# 140 Gallon NPT - Need Fish ideas...



## draftzero (Aug 26, 2012)

Finally got my tank to cycle... had some minor green spot algae, which WC pretty much solved. Was wondering if anyone had any suggestions on what I should stock it with.

Ideally, I'd like it to have fish that reproduce easily, but not mandatory.

Right now I have 
3 Zebras
3 Neon Tetras
6 Otos
1 Betta

I was thinking about putting in a few rainbow boesemani, Red Cherry Shrimp, Nerite Snails...

In the middle of a water change:


----------



## Luffy (Aug 23, 2012)

This doesn't really have to do with the fish stock but I'm pretty sure that Lucky Bamboo can't survive more than a few months fully under water. The leaves need contact with air to breath and without it the whole plant will die. That much plant death will wreak havoc on your tank.
But in terms of fish, I'm a bit of a minimalist: two or three species. A school of small fish with a couple of bigger fancy fish looks nice to me. You could get the Tetras some buddies so that they have a nice school of like ten or more, then grab a pair of more showy fish like maybe a male and female Pearl Gourami.


----------



## Tanman19az (Dec 14, 2011)

There are tons of different rainbows that you could keep and they are really colorful and active fish. It's very entertaining when they feed


----------



## totziens (Jun 28, 2008)

Various livebearers produce fast and very frequent if that's what you prefer. Zebra danios breed easily too but they also consume their own eggs very fast.

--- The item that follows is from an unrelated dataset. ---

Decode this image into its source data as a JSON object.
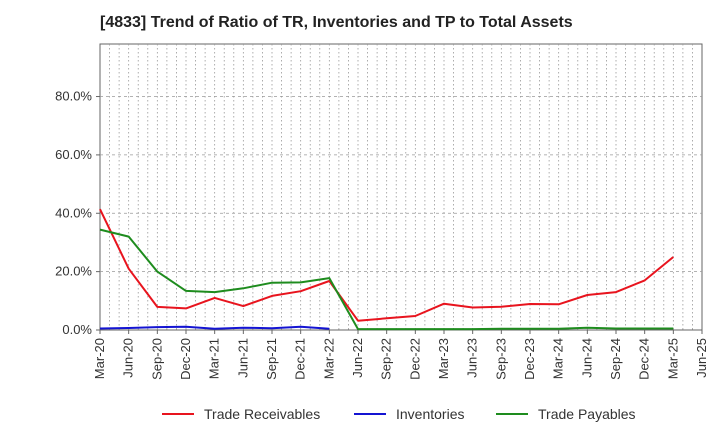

I agree that you should add more neon tetras and more zebra danios.


----------



## Skizhx (Oct 12, 2010)

That tank is not 140gal... 140L maybe...

Having no details other than "NPT" which to me means "no filter other than plants" (which is what NPT actually is if you're really following Walstad's book), I would say get 3 more zebra danios and 3 more neon tetras to give your existing fish proper numbers and then leave it at that.


----------



## draftzero (Aug 26, 2012)

The tank is 140 Gallons. The dimensions are 48x24x28.

I have plants in the tank (as shown). I have a eheim 2260 (not being used).


----------



## Woody0229 (Oct 29, 2012)

I like the idea of rainbows or a huge school or neons. But I agree that tank looks rather small to be a 120.


----------



## draftzero (Aug 26, 2012)

Just trimmed the tank... 6 month update:


----------